Anlässlich des heutigen Erinnerungstags im Deutschen Fußballs, der im Zeichen der Inklusion steht, möchten wir Euch unseren Behindertenfanbeauftragten näher vorstellen. Detlef Kühne berichtet im Interview von seiner spannenden Tätigkeit.

/ Engagement, Klub, Fans

Zugang und Inklusion im Stadion sind für Hannover 96 wichtige Themen. Wieso ist das so?

Detlef Kühne: Es geht darum, dass alle Menschen – ob mit oder ohne Behinderung – das Erlebnis Hannover 96 haben können. Dafür setzen wir uns ein: Jeder soll Zugang in unsere Arena bekommen und ein tolles 96-Erlebnis haben.         

Wie kann ein Behindertenbeauftragter dazu beitragen, dieses Erlebnis zu verbessern?

Kühne: Ich als Behindertenfanbeauftragter stehe im ständigen Austausch mit unseren Verantwortlichen, um Themen voranzutreiben, gegebenenfalls vorhandene Barrieren abzubauen und die Angebote rund um den Stadionbesuch für Menschen mit Behinderung stetig zu erweitern.

Dir ist der Austausch mit den behinderten Fans sehr wichtig – Du kommunizierst sehr viel, auch abseits der Spieltage. Wieso?

Kühne: Der Austausch mit den Menschen ist extrem wichtig. Man erfährt so, wo es vielleicht Hürden und Probleme gibt, die gelöst werden müssen, aber man bekommt auch positives Feedback für Dinge, die umgesetzt wurden. Ohne einen ständigen Austausch würde ich meine Arbeit hier nicht erledigen können – zumindest nicht gut.

Welche Art Behinderungen haben die Menschen denn, für die Du als Ansprechpartner fungierst?

Kühne: Rollstuhlfahrer, blinde und sehgeschädigte Fans, gehörlose und schwerhörige Fans, Fans mit eingeschränkter Mobilität und Fans mit geistigen Behinderungen – wir haben Fans mit ganz unterschiedlichen Behinderungen regelmäßig bei uns im Stadion. Das freut uns sehr, denn: Sie würden nicht kommen, wenn wir ihnen kein schönes Erlebnis bieten könnten. Viele von den angesprochenen Fans sind – natürlich in Vor-Corona-Zeiten – auch langjährige Dauerkarteninhaber gewesen, was ja auch für uns und die Möglichkeiten in unserem Stadion spricht.   

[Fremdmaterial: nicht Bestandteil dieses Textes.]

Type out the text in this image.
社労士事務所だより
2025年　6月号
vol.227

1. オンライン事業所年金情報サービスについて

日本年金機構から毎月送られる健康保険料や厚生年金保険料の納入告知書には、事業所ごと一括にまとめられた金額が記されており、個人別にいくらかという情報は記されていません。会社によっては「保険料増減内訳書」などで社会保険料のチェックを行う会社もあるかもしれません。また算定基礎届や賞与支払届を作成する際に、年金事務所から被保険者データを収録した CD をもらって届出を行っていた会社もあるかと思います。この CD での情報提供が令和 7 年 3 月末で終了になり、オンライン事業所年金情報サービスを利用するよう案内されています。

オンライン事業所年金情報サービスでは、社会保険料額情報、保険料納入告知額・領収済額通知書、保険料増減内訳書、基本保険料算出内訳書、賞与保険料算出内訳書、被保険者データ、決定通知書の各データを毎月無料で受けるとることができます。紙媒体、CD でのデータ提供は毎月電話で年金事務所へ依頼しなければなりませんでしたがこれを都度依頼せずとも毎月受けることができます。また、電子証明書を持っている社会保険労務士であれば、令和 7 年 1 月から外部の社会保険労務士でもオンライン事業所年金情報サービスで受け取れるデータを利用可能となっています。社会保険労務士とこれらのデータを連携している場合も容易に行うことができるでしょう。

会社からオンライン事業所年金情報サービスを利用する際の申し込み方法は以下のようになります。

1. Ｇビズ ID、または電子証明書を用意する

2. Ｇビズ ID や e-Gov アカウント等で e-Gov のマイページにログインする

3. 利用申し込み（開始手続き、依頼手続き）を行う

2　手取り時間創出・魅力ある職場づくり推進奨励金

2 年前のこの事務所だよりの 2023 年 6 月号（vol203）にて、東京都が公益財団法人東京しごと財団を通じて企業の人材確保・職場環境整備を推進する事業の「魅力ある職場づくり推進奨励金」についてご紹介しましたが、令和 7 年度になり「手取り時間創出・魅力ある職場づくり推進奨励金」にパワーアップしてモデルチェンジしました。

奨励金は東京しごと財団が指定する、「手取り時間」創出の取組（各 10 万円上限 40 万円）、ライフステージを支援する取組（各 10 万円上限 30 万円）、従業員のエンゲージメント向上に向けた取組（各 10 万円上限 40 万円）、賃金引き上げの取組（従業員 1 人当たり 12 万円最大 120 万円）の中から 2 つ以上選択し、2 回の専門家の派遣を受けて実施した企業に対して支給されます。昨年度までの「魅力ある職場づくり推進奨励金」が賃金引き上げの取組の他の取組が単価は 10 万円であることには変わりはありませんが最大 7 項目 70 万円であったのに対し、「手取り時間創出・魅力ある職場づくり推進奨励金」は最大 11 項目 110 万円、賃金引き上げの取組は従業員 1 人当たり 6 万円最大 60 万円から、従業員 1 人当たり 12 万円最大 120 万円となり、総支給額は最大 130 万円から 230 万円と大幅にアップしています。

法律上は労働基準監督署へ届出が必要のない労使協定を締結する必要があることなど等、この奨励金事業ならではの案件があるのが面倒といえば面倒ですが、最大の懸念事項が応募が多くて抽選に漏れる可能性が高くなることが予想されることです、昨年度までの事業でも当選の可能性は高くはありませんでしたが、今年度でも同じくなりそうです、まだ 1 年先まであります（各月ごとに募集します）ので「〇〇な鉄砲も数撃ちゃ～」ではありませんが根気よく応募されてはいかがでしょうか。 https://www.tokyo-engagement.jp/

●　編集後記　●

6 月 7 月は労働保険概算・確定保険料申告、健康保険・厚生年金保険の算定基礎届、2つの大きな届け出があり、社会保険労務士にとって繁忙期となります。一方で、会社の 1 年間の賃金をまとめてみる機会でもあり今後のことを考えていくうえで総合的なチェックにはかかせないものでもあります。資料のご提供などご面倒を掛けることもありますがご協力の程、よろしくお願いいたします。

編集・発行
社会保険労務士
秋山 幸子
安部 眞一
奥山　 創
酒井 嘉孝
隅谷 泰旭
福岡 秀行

Was macht denn den Stadionbesuch für Menschen mit Behinderung in Hannover aus? Welche Angebote und Initiativen gibt es da?

Kühne: Das geht los beim Weg zum Stadion. Dafür haben wir vor einiger Zeit einen Videowegweiser produziert, der Menschen mit Behinderung, beispielsweise Sehbehinderte oder Rollstuhlfahrer, eine sehr bedarfsgerechte Orientierung für den Besuch in der HDI Arena gibt. Zu finden ist dieser Wegweiser auf der Homepage von Hannover 96 unter dem Menüpunkt „Fans“ und dann „Barrierefrei zum Heimspiel“. Mit dem Videowegweiser haben wir wirklich voll ins Schwarze getroffen. Ich habe nur positive Nachrichten bekommen – wir sind damit deutschlandweit Vorreiter. 

Was passiert während des Spiels?

Kühne: Wir haben natürlich spezielle Plätze für Rollstuhlfahrer. Für Gehörlose gibt es das Angebot eines Gebärdensprachdolmetscher. Und auch für Sehbehinderte gibt es einen bestimmten Block. Dort bieten wir den sehr beliebten Sehbehindertenkommentar an, der inzwischen ja auch eng mit dem Roten Radio verbunden ist. Das ist ein toller Service. Die Menschen bekommen per Kommentar mit einem speziellen Audiosystem aufs Ohr, welche Spielsituation gerade ist und wo sich der Ball befindet. Aber natürlich saugen sie auch die Emotionen des Stadions und der Fans auf den Rängen auf. So ist das Spiel auch für sie ein echtes Erlebnis, obwohl sie es nicht sehen können.

Gibt es auch Auswärtsfahrten?

Kühne: Ja, da sind unsere Inklusions-Auswärtsfahrten nach Dortmund, zum Hamburger SV oder auch zum FC St. Pauli zu erwähnen. Alle Fans, die dabei waren, waren begeistert und wünschen sich mehr solcher Fahrten. Aktuell ist das schwierig, aber das wollen wir, sobald es wieder geht, gern erneut durchführen.

Ist da schon etwas geplant? Und was nehmt Ihr Euch generell für die Zukunft vor?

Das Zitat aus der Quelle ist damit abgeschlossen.